Katrina Victims to Get $2K Debit Cards

This is the wrong thing to do.

The federal government plans to hand out debit cards worth $2,000 each to families displaced by Hurricane Katrina.

Homeland Security Department Secretary Michael Chertoff, under fire for his agency’s response to the disaster, held a conference call with governors of states with evacuees and described the plan. While many details remained to be worked out, the plan was to quickly begin distributing the cards, starting with people in major evacuation centers such as the Houston Astrodome.

White House press secretary Scott McClellan said the cards are aimed at providing “some immediate cash assistance to those who are in shelters, those that were evacuated.”

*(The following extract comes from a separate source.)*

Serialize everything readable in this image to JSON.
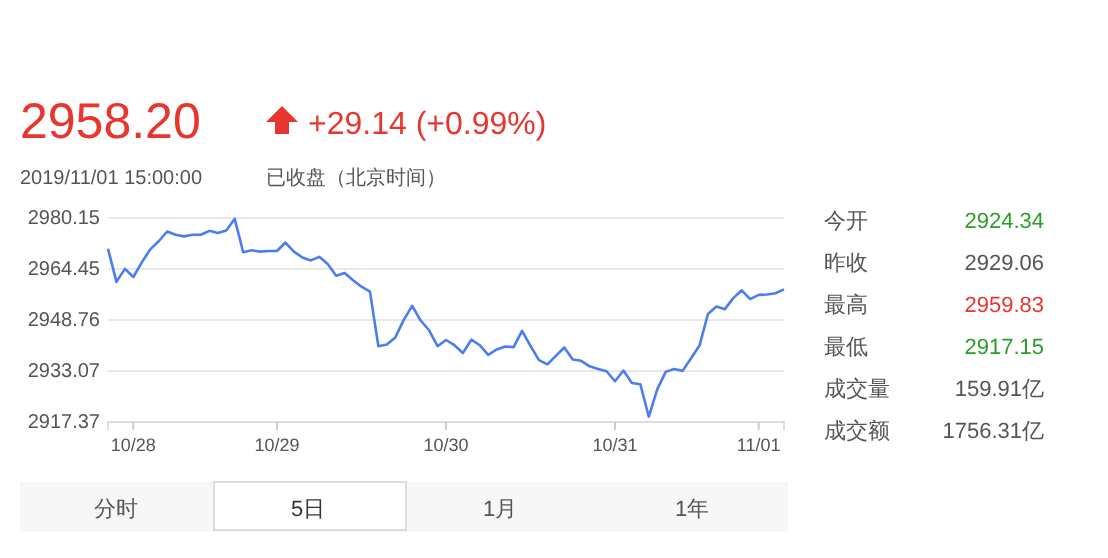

Perfect. Two companies will end up benefiting most from this government handout. Phillip Morris and Anheuser-Busch.

Alaska Gov. Frank Murkowski, a Republican, said he had concerns about the potential for abuse.

“That’s a lot of money. The question is how do you separate the needy from those who just want a $2,000 handout,” he said.

Exactly. In the same way that I don’t give a $20 dollar bill to the guy on the street corner with a sign that says “Will Work for Food”, the government will simply be wasting tax payer dollars if they proceed with this idea. No doubt there is a group of people back in Washington D.C. who believe this is the great “feel good, shot-in-the-arm” program that is just the kind of story the media will jump upon.

Here’s a better idea. Issue vouchers to Hurricane Katrina victims for places like Home Depot, Lowes, Wal-Mart, or Target. Help them buy personal necessities, food, diapers, formula and like goods. Help them purchase tools and other home repair supplies so (if they are lucky enough to still have a livable home) they can do a quick patching of a roof, temporary window replacement, or rent equipment like fumigation machinery and carpet cleaners.

Yes, we need to help the displaced, the homeless, and the penniless during these immediate days after the hurricane, but giving people cash with no strings attached is a bad move. There will be those who are responsible with the funds, but a majority will not. It is highly likely that they’ll be back next month asking for more, and the government will be hard pressed to deny them.

And think of the bad press that would generate!